Les scrits étaient des créatures certainement mythiques, que les Habitants blâmaient lorsque survenait un incident sur leur territoire. Les humains, qui avaient pris la main en matière de civilisation nasquéronienne, avaient immédiatement adopté l’idée des scrits pour expliquer les dysfonctionnements fréquents provoqués – ou non – par la proximité des Habitants. C’était cela ou bien admettre que la négligence pathologique de ces derniers et le peu d’enthousiasme dont ils faisaient preuve lorsqu’il s’agissait d’entretenir leurs machines étaient contagieux.
Fassin tapota le flanc du gazonef en forme de pointe de flèche massive. C’était son appareil personnel, conçu pour et – en partie – par lui. Il faisait cinq mètres de long, quatre de large – si l’on incluait les ailerons – et deux de haut. Sa ligne harmonieuse n’était brisée que par divers manipulateurs et autres turbines, quelques capteurs et les propulseurs situés à l’arrière. Pour le moment, les pales étaient repliées. Fassin caressa l’aileron arrière.
— Tout est prêt, Herv ?
— Tout est prêt, en effet, répondit Apsile.
Il avait la peau noir nubien, était mince et musclé, avait le crâne rasé. Seules quelques lignes autour de ses yeux trahissaient son âge avancé. Chaque année, avant son traitement dépilatoire – il trouvait les modifications génétiques trop à la mode –, son scalp se couvrait de cheveux blancs, qui lui donnaient des allures de champ d’étoiles.
— Et vous ? demanda-t-il.
— Oh, je suis prêt aussi, répondit Fassin.
Il sortait tout juste de sa dernière réunion de la journée avec les types de la Surveillance de Nasqueron. Leur travail consistait à rester informés de ce qui se déroulait dans le chaos indescriptible qu’était la société des Habitants et, si possible, de garder un œil sur les structures et institutions majeures, et surtout sur les individus les plus intéressants.

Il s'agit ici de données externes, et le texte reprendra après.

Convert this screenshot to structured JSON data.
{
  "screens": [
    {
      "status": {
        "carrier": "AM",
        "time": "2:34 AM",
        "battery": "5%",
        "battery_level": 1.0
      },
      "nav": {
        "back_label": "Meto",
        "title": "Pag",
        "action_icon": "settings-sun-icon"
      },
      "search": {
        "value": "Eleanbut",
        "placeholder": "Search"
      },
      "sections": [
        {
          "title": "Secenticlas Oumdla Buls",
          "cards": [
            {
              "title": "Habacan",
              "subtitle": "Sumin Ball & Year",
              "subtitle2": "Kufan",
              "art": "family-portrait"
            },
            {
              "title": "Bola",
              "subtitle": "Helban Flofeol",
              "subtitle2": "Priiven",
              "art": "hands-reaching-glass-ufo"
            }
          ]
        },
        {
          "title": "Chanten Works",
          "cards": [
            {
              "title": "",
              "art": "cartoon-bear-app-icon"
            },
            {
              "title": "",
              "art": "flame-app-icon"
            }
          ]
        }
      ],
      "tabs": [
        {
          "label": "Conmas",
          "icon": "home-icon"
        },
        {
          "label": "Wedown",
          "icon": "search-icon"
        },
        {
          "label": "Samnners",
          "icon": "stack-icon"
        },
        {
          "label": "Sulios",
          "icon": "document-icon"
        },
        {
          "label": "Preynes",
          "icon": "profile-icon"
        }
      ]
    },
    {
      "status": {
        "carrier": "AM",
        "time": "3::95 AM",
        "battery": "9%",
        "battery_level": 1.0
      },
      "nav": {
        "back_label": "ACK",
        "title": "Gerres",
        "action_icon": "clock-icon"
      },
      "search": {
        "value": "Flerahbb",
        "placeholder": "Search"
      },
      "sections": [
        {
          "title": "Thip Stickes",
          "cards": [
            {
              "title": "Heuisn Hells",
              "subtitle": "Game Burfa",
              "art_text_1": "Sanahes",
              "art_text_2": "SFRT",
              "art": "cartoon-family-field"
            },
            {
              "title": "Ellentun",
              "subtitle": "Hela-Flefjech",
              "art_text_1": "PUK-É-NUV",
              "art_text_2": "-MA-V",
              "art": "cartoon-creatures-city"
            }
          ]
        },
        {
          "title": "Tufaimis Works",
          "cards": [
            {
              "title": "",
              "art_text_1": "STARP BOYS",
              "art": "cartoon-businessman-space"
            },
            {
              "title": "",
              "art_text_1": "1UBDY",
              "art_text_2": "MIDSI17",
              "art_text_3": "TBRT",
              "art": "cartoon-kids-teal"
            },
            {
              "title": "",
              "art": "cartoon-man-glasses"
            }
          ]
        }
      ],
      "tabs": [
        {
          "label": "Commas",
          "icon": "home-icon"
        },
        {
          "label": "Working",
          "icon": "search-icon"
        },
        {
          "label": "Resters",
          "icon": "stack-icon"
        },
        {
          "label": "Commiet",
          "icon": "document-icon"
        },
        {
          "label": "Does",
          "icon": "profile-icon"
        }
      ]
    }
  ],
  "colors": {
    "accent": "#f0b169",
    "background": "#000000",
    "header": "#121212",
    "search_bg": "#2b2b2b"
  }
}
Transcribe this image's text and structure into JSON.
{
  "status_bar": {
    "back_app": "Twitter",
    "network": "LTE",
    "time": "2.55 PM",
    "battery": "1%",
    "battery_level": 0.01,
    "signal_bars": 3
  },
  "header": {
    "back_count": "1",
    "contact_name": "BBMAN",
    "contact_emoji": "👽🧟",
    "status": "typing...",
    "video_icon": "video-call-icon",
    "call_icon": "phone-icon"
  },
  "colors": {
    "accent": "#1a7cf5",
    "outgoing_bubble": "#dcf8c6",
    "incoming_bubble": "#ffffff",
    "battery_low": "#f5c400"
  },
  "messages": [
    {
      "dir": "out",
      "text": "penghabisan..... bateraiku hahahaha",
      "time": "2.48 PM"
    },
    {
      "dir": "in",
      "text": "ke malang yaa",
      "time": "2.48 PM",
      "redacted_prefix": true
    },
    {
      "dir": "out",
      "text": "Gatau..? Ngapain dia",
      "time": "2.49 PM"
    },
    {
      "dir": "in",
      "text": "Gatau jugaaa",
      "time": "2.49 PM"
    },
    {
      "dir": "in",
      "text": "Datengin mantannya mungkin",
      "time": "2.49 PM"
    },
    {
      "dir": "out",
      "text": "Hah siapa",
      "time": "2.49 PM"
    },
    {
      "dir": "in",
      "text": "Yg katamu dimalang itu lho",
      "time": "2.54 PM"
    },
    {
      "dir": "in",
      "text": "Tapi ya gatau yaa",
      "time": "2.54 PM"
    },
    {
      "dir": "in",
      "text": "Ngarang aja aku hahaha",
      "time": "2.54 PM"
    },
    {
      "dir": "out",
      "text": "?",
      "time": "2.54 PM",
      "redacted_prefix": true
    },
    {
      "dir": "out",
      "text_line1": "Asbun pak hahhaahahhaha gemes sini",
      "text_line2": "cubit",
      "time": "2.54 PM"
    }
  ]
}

Les nouvelles n’étaient pas très bonnes : une guerre couvait entre la Zone deux et la Ceinture C. Une tempête qui couvrait depuis longtemps la Zone un et la Ceinture D était en train de se dissiper, mais deux autres dépressions se formaient rapidement, car les mouvements de gaz étaient extrêmement fluides. Et capricieux. Quant à Valseir, personne ne l’avait vu depuis des siècles.
Les Habitants avaient toujours été difficiles à suivre. Dans le passé, on avait essayé de leur mettre des drones sur le dos, de façon à ne jamais lâcher les individus intéressants d’une semelle. Toutefois, les Habitants percevaient cette pratique comme un non-respect de leur intimité et n’avaient aucune difficulté à repérer ces engins – microgazonefs ou faux insectes – et à les détruire, quel que lût leur degré de sophistication. Et puis, il leur arrivait de bouder. Dès qu’on essayait de leur forcer la main, ils stoppaient toute coopération. Parfois par groupes entiers. Et pendant des années.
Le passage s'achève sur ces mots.